In re the Estate of Kronish

35 Misc. 2d 192, 229 N.Y.S.2d 89, 1962 N.Y. Misc. LEXIS 3325
CourtNew York Surrogate's Court
DecidedMay 11, 1962
StatusPublished
Cited by3 cases

This text of 35 Misc. 2d 192 (In re the Estate of Kronish) is published on Counsel Stack Legal Research, covering New York Surrogate's Court primary law. Counsel Stack provides free access to over 12 million legal documents including statutes, case law, regulations, and constitutions.

Bluebook
In re the Estate of Kronish, 35 Misc. 2d 192, 229 N.Y.S.2d 89, 1962 N.Y. Misc. LEXIS 3325 (N.Y. Super. Ct. 1962).

Opinion

Harry GL Herman, S.

This is a proceeding for an accounting involving the construction of the will and codicil of Fay Kronish who died on the 29th day of March, 1959, a resident of 675 North Terrace Avenue, Mount Vernon, N. Y. The testatrix disposed of her property by will dated April 6, 1953, and codicil dated April 25,1957.

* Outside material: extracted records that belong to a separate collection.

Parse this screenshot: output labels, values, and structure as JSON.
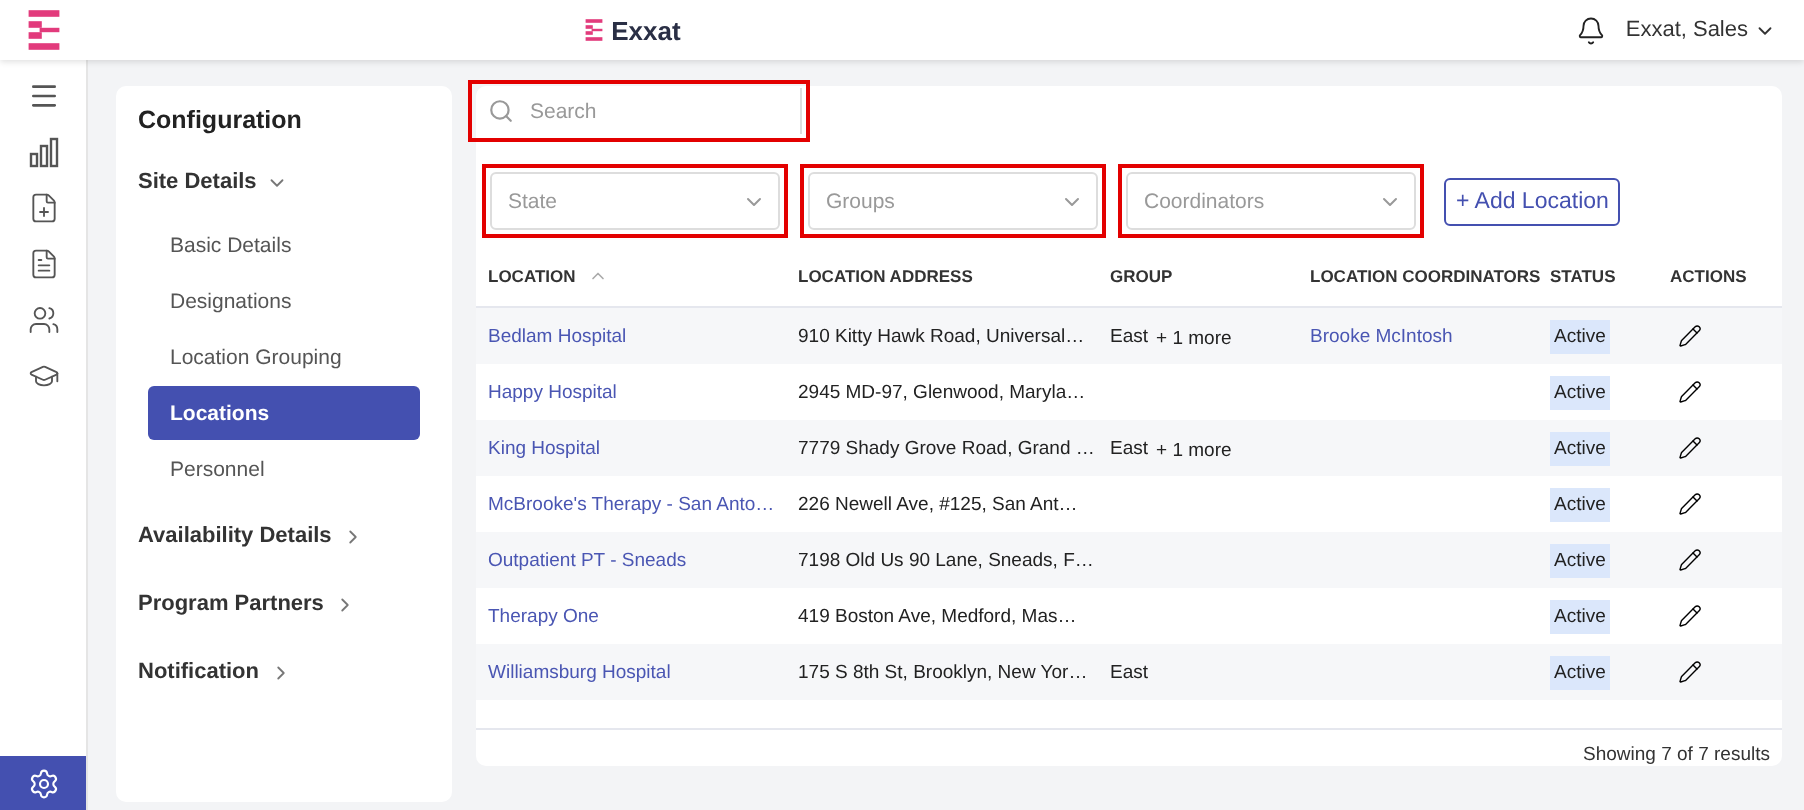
{
  "header": {
    "brand": "Exxat",
    "user": "Exxat, Sales"
  },
  "rail": [
    {
      "kind": "menu",
      "selected": false
    },
    {
      "kind": "chart",
      "selected": false
    },
    {
      "kind": "file-plus",
      "selected": false
    },
    {
      "kind": "file-text",
      "selected": false
    },
    {
      "kind": "users",
      "selected": false
    },
    {
      "kind": "cap",
      "selected": false
    },
    {
      "kind": "settings",
      "selected": true
    }
  ],
  "config": {
    "title": "Configuration",
    "sections": [
      {
        "label": "Site Details",
        "expanded": true,
        "children": [
          {
            "label": "Basic Details",
            "selected": false
          },
          {
            "label": "Designations",
            "selected": false
          },
          {
            "label": "Location Grouping",
            "selected": false
          },
          {
            "label": "Locations",
            "selected": true
          },
          {
            "label": "Personnel",
            "selected": false
          }
        ]
      },
      {
        "label": "Availability Details",
        "expanded": false
      },
      {
        "label": "Program Partners",
        "expanded": false
      },
      {
        "label": "Notification",
        "expanded": false
      }
    ]
  },
  "search": {
    "placeholder": "Search",
    "highlighted": true
  },
  "filters": [
    {
      "placeholder": "State",
      "highlighted": true
    },
    {
      "placeholder": "Groups",
      "highlighted": true
    },
    {
      "placeholder": "Coordinators",
      "highlighted": true
    }
  ],
  "add_button": "+ Add Location",
  "table": {
    "columns": [
      "LOCATION",
      "LOCATION ADDRESS",
      "GROUP",
      "LOCATION COORDINATORS",
      "STATUS",
      "ACTIONS"
    ],
    "rows": [
      {
        "location": "Bedlam Hospital",
        "address": "910 Kitty Hawk Road, Universal…",
        "group": "East",
        "more": "+ 1 more",
        "coordinator": "Brooke McIntosh",
        "status": "Active"
      },
      {
        "location": "Happy Hospital",
        "address": "2945 MD-97, Glenwood, Maryla…",
        "status": "Active"
      },
      {
        "location": "King Hospital",
        "address": "7779 Shady Grove Road, Grand …",
        "group": "East",
        "more": "+ 1 more",
        "status": "Active"
      },
      {
        "location": "McBrooke's Therapy - San Anto…",
        "address": "226 Newell Ave, #125, San Ant…",
        "status": "Active"
      },
      {
        "location": "Outpatient PT - Sneads",
        "address": "7198 Old Us 90 Lane, Sneads, F…",
        "status": "Active"
      },
      {
        "location": "Therapy One",
        "address": "419 Boston Ave, Medford, Mas…",
        "status": "Active"
      },
      {
        "location": "Williamsburg Hospital",
        "address": "175 S 8th St, Brooklyn, New Yor…",
        "group": "East",
        "status": "Active"
      }
    ]
  },
  "footer": "Showing 7 of 7 results"
}
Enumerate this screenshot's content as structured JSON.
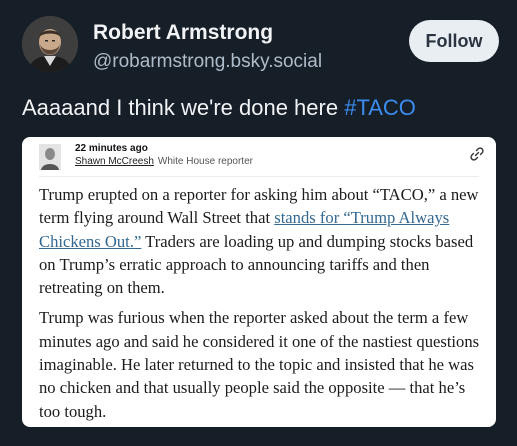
{
  "post": {
    "author": {
      "name": "Robert Armstrong",
      "handle": "@robarmstrong.bsky.social"
    },
    "follow_label": "Follow",
    "text": "Aaaaand I think we're done here ",
    "hashtag": "#TACO"
  },
  "embedded_card": {
    "timestamp": "22 minutes ago",
    "byline_name": "Shawn McCreesh",
    "byline_role": "White House reporter",
    "paragraphs": {
      "p1_before": "Trump erupted on a reporter for asking him about “TACO,” a new term flying around Wall Street that ",
      "p1_link": "stands for “Trump Always Chickens Out.”",
      "p1_after": " Traders are loading up and dumping stocks based on Trump’s erratic approach to announcing tariffs and then retreating on them.",
      "p2": "Trump was furious when the reporter asked about the term a few minutes ago and said he considered it one of the nastiest questions imaginable. He later returned to the topic and insisted that he was no chicken and that usually people said the opposite — that he’s too tough."
    }
  },
  "colors": {
    "background": "#161e27",
    "hashtag": "#3c8cf0",
    "follow_button": "#e9eef3",
    "link": "#326891"
  },
  "icons": {
    "avatar": "portrait-avatar",
    "byline_avatar": "reporter-avatar",
    "link": "link-icon"
  }
}
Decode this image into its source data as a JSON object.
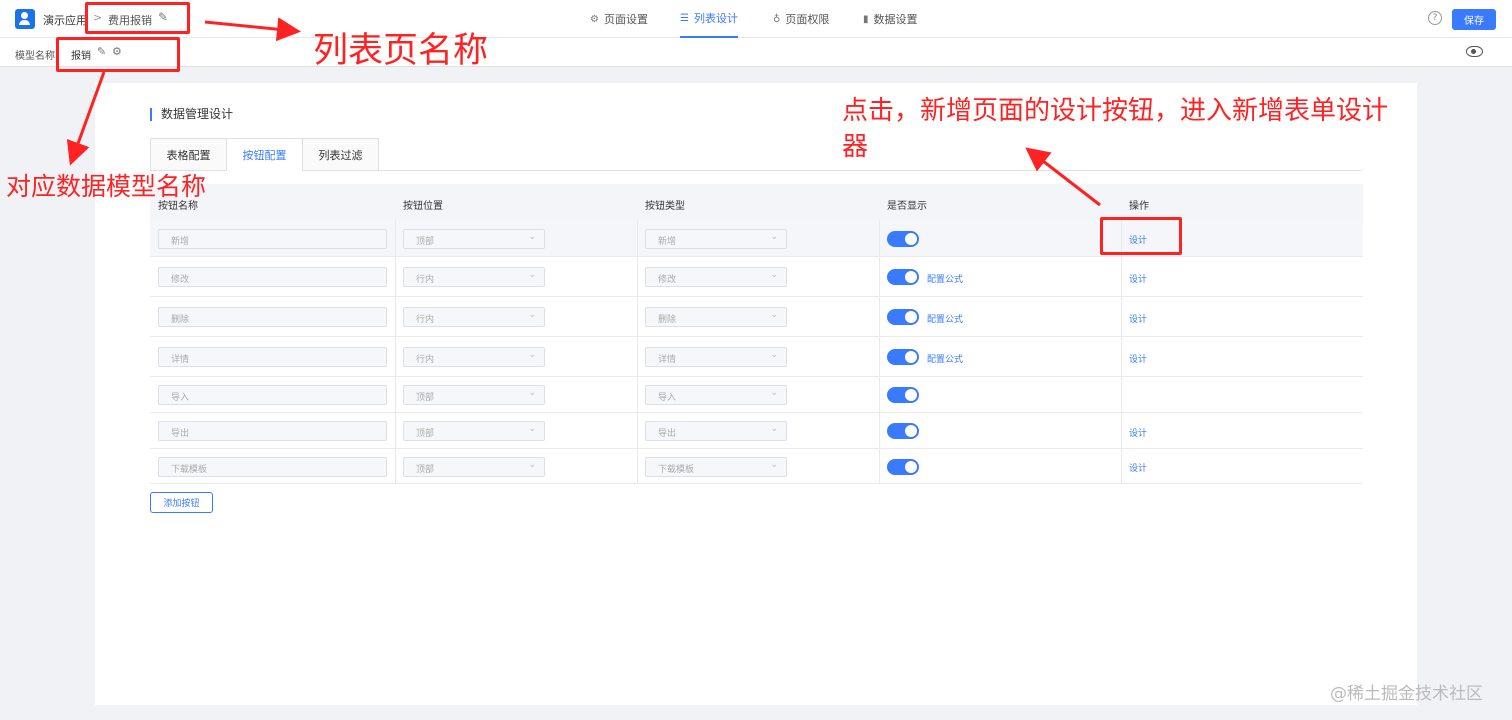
{
  "header": {
    "app_name": "演示应用",
    "breadcrumb_arrow": ">",
    "page_name": "费用报销",
    "nav": [
      {
        "label": "页面设置",
        "icon": "gear-icon"
      },
      {
        "label": "列表设计",
        "icon": "list-icon",
        "active": true
      },
      {
        "label": "页面权限",
        "icon": "lock-icon"
      },
      {
        "label": "数据设置",
        "icon": "bar-chart-icon"
      }
    ],
    "help_label": "?",
    "save_label": "保存"
  },
  "subbar": {
    "model_label": "模型名称：",
    "model_value": "报销"
  },
  "card": {
    "title": "数据管理设计",
    "tabs": [
      {
        "label": "表格配置"
      },
      {
        "label": "按钮配置",
        "active": true
      },
      {
        "label": "列表过滤"
      }
    ],
    "columns": [
      "按钮名称",
      "按钮位置",
      "按钮类型",
      "是否显示",
      "操作"
    ],
    "rows": [
      {
        "name": "新增",
        "position": "顶部",
        "type": "新增",
        "shown": true,
        "formula": "",
        "action": "设计"
      },
      {
        "name": "修改",
        "position": "行内",
        "type": "修改",
        "shown": true,
        "formula": "配置公式",
        "action": "设计"
      },
      {
        "name": "删除",
        "position": "行内",
        "type": "删除",
        "shown": true,
        "formula": "配置公式",
        "action": "设计"
      },
      {
        "name": "详情",
        "position": "行内",
        "type": "详情",
        "shown": true,
        "formula": "配置公式",
        "action": "设计"
      },
      {
        "name": "导入",
        "position": "顶部",
        "type": "导入",
        "shown": true,
        "formula": "",
        "action": ""
      },
      {
        "name": "导出",
        "position": "顶部",
        "type": "导出",
        "shown": true,
        "formula": "",
        "action": "设计"
      },
      {
        "name": "下载模板",
        "position": "顶部",
        "type": "下载模板",
        "shown": true,
        "formula": "",
        "action": "设计"
      }
    ],
    "add_button_label": "添加按钮"
  },
  "annotations": {
    "list_page_name": "列表页名称",
    "model_name": "对应数据模型名称",
    "instruction_line1": "点击，新增页面的设计按钮，进入新增表单设计",
    "instruction_line2": "器"
  },
  "watermark": "@稀土掘金技术社区",
  "colors": {
    "accent": "#3a7afe",
    "annotation": "#ff2222"
  }
}
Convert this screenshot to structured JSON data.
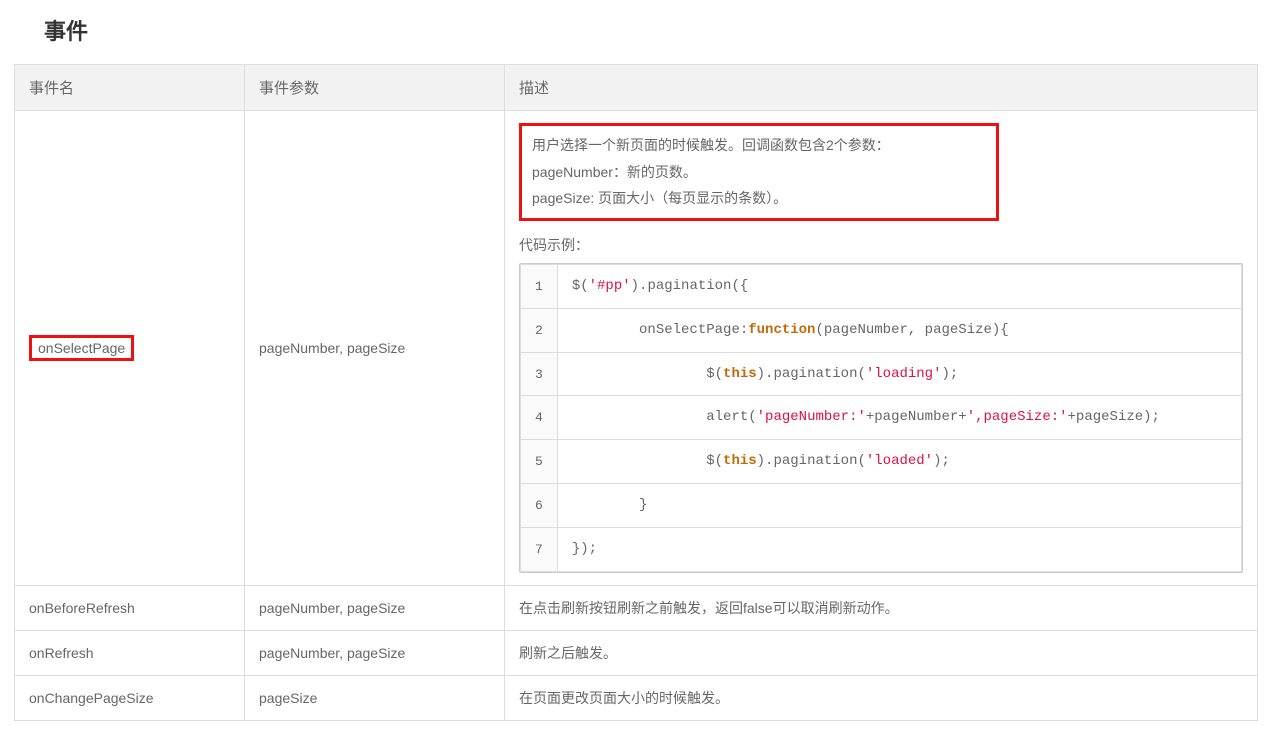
{
  "section_title": "事件",
  "headers": {
    "name": "事件名",
    "params": "事件参数",
    "desc": "描述"
  },
  "rows": [
    {
      "name": "onSelectPage",
      "params": "pageNumber, pageSize",
      "highlighted": true,
      "desc_lines": [
        "用户选择一个新页面的时候触发。回调函数包含2个参数：",
        "pageNumber：新的页数。",
        "pageSize: 页面大小（每页显示的条数）。"
      ],
      "code_label": "代码示例：",
      "code": [
        [
          {
            "t": "plain",
            "v": "$("
          },
          {
            "t": "str",
            "v": "'#pp'"
          },
          {
            "t": "plain",
            "v": ").pagination({"
          }
        ],
        [
          {
            "t": "plain",
            "v": "        onSelectPage:"
          },
          {
            "t": "kw",
            "v": "function"
          },
          {
            "t": "plain",
            "v": "(pageNumber, pageSize){"
          }
        ],
        [
          {
            "t": "plain",
            "v": "                $("
          },
          {
            "t": "this",
            "v": "this"
          },
          {
            "t": "plain",
            "v": ").pagination("
          },
          {
            "t": "str",
            "v": "'loading'"
          },
          {
            "t": "plain",
            "v": ");"
          }
        ],
        [
          {
            "t": "plain",
            "v": "                alert("
          },
          {
            "t": "str",
            "v": "'pageNumber:'"
          },
          {
            "t": "plain",
            "v": "+pageNumber+"
          },
          {
            "t": "str",
            "v": "',pageSize:'"
          },
          {
            "t": "plain",
            "v": "+pageSize);"
          }
        ],
        [
          {
            "t": "plain",
            "v": "                $("
          },
          {
            "t": "this",
            "v": "this"
          },
          {
            "t": "plain",
            "v": ").pagination("
          },
          {
            "t": "str",
            "v": "'loaded'"
          },
          {
            "t": "plain",
            "v": ");"
          }
        ],
        [
          {
            "t": "plain",
            "v": "        }"
          }
        ],
        [
          {
            "t": "plain",
            "v": "});"
          }
        ]
      ]
    },
    {
      "name": "onBeforeRefresh",
      "params": "pageNumber, pageSize",
      "desc_plain": "在点击刷新按钮刷新之前触发，返回false可以取消刷新动作。"
    },
    {
      "name": "onRefresh",
      "params": "pageNumber, pageSize",
      "desc_plain": "刷新之后触发。"
    },
    {
      "name": "onChangePageSize",
      "params": "pageSize",
      "desc_plain": "在页面更改页面大小的时候触发。"
    }
  ]
}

Paragraph first of the codicil revoked subdivision (b) of paragraph third of the will. Under the codicil the decedent directed the executor to divide her residuary estate into two equal parts. One of such equal parts was devised and bequeathed to the trustee “ [T]o hold the same and to manage, invest and reinvest it and to collect the income thereof and to pay the net income thereof to my daughter theresa kronish kornblith, not less often than quarterly, until my daughter theresa kronish kornblith shall have received all of the principal of said trust in the manner hereinafter provided. The principal of said trust shall be paid to my daughter, theresa kronish kornbluh, in ten (10) equal annual installments commencing with one (1) year after the date of my death, that is to say, one-tenth (1/10) of the principal of the said trust shall be paid to my said daughter one (1) year after the date of my death and one-tenth [193]*193(1/10) thereof each and every year thereafter until the principal of said trust is exhausted.

“ In the event that my said daughter shall die before she shall have received all of the principal in said trust, then upon her death, said trust shall cease and come to an end and I direct that the principal remaining in said trust with all increments thereon be paid to her issue in equal parts per stirpes ”.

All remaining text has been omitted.